Oh the business of that dress
was non-specific and unspeakable,
and it troubled all of us
like the boundary of a disputed territory
or the edge of a borderline personality.
It was like a story you wanted to see
brought to a conclusion, but
it was also like a story stuck
in the middle of itself, as it kept on
almost happening, but not,
then almost happening again--
It took all night for me to understand
the dress was designed to fail like that;
the hostess was designed to keep it up,
as we were designated to chew
the small rectangles of food
they serve at such affairs, and to salivate
while the night moved us around in its mouth.
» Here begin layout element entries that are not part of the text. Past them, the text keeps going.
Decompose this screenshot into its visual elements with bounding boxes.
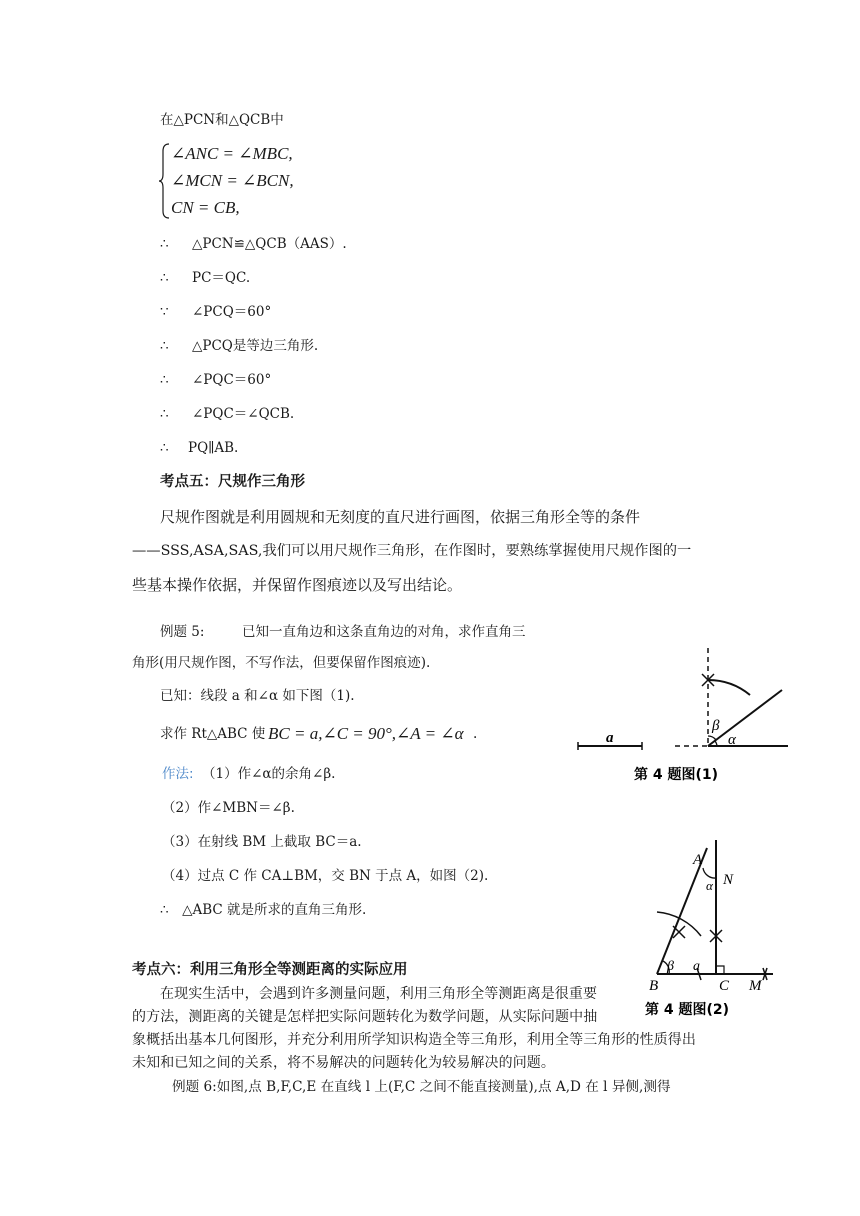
- fig2-caption: 第 4 题图(2): [645, 1002, 730, 1018]
- fig1-beta-label: β: [712, 718, 720, 734]
- section6-paragraph-line: 未知和已知之间的关系，将不易解决的问题转化为较易解决的问题。: [132, 1055, 555, 1071]
- intro-line: 在△PCN和△QCB中: [160, 112, 284, 128]
- step-symbol: ∴: [160, 372, 169, 388]
- method-step: （1）作∠α的余角∠β.: [202, 766, 336, 782]
- example5-given: 已知：线段 a 和∠α 如下图（1).: [160, 688, 355, 704]
- example5-find-math: BC = a,∠C = 90°,∠A = ∠α: [268, 724, 464, 743]
- method-step: （3）在射线 BM 上截取 BC＝a.: [162, 834, 362, 850]
- system-eq-2: ∠MCN = ∠BCN,: [171, 171, 294, 190]
- fig2-point-M: M: [749, 978, 762, 994]
- example5-label: 例题 5:: [160, 624, 205, 640]
- method-conclusion: ∴ △ABC 就是所求的直角三角形.: [160, 902, 367, 918]
- fig1-caption: 第 4 题图(1): [634, 767, 719, 783]
- fig2-segment-a: a: [693, 959, 700, 974]
- fig1-segment-label: a: [606, 730, 614, 746]
- system-eq-1: ∠ANC = ∠MBC,: [171, 144, 293, 163]
- section5-paragraph-line: 些基本操作依据，并保留作图痕迹以及写出结论。: [132, 576, 463, 594]
- step-symbol: ∴: [160, 270, 169, 286]
- step-text: ∠PCQ＝60°: [192, 304, 272, 320]
- figure-2-construction: [645, 840, 785, 1022]
- system-eq-3: CN = CB,: [171, 198, 240, 217]
- fig2-beta-label: β: [667, 959, 674, 974]
- section5-paragraph-line: ——SSS,ASA,SAS,我们可以用尺规作三角形，在作图时，要熟练掌握使用尺规作图的一: [132, 543, 692, 559]
- example6-line: 例题 6:如图,点 B,F,C,E 在直线 l 上(F,C 之间不能直接测量),点 A,D 在 l 异侧,测得: [172, 1079, 671, 1095]
- figure-1-construction: [570, 640, 800, 790]
- section6-paragraph-line: 在现实生活中，会遇到许多测量问题，利用三角形全等测距离是很重要: [160, 986, 598, 1002]
- section6-paragraph-line: 的方法，测距离的关键是怎样把实际问题转化为数学问题，从实际问题中抽: [132, 1009, 598, 1025]
- fig2-point-C: C: [719, 978, 730, 994]
- step-text: ∠PQC＝60°: [192, 372, 272, 388]
- method-step: （2）作∠MBN＝∠β.: [162, 800, 295, 816]
- example5-find-suffix: .: [473, 726, 478, 742]
- section5-paragraph-line: 尺规作图就是利用圆规和无刻度的直尺进行画图，依据三角形全等的条件: [160, 508, 641, 526]
- fig2-point-B: B: [649, 978, 659, 994]
- fig1-alpha-label: α: [728, 732, 736, 748]
- section5-heading: 考点五：尺规作三角形: [160, 474, 305, 490]
- method-step: （4）过点 C 作 CA⊥BM，交 BN 于点 A，如图（2).: [162, 868, 489, 884]
- step-symbol: ∵: [160, 304, 169, 320]
- example5-line: 角形(用尺规作图，不写作法，但要保留作图痕迹).: [132, 655, 431, 671]
- system-brace: [159, 143, 171, 219]
- step-text: △PCQ是等边三角形.: [192, 338, 319, 354]
- step-symbol: ∴: [160, 236, 169, 252]
- section6-paragraph-line: 象概括出基本几何图形，并充分利用所学知识构造全等三角形，利用全等三角形的性质得出: [132, 1032, 696, 1048]
- step-text: △PCN≌△QCB（AAS）.: [192, 236, 347, 252]
- step-symbol: ∴: [160, 338, 169, 354]
- fig2-alpha-label: α: [706, 878, 713, 893]
- method-label: 作法:: [162, 766, 194, 782]
- example5-find-prefix: 求作 Rt△ABC 使: [160, 726, 266, 742]
- example5-line: 已知一直角边和这条直角边的对角，求作直角三: [242, 624, 526, 640]
- step-text: PC＝QC.: [192, 270, 251, 286]
- section6-heading: 考点六：利用三角形全等测距离的实际应用: [132, 962, 408, 978]
- step-text: ∠PQC＝∠QCB.: [192, 406, 295, 422]
- step-symbol: ∴: [160, 406, 169, 422]
- step-text: PQ∥AB.: [188, 440, 239, 456]
- step-symbol: ∴: [160, 440, 169, 456]
- fig2-point-A: A: [693, 852, 703, 868]
- fig2-point-N: N: [723, 872, 734, 888]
This is the way in which parties
are dreamlike, duplicitous places
where you hang in a kind of suspense
between the real and the pretended.
All I remember from that night
is that I had come for a mysterious reason,
which I waited to see revealed.
And that, by the end of the evening,
I had found my disappointment,
which I hoped no one else had seen.
Tony Hoagland's fifth and most recent book of poems, Application for Release from the Dream, was published by Graywolf Press in 2015. His next collection, Priest Turned Therapist Treats Fear of God, is scheduled for publication in 2018. His collaboration with Martin Shaw of translations from Anglo Saxon and Celtic literature, titled Rough Gods, will be published in 2018. He has published two collections of essays about poetry. He has received the James Laughlin Award, Mark Twain Award from the Poetry Foundation, the Jackson Poetry Prize, and the O.B.Hardisson Prize for teaching. He teaches at the University of Houston and elsewhere, and lives whenever he can in Santa Fe with his partner, the writer Kathleen Lee.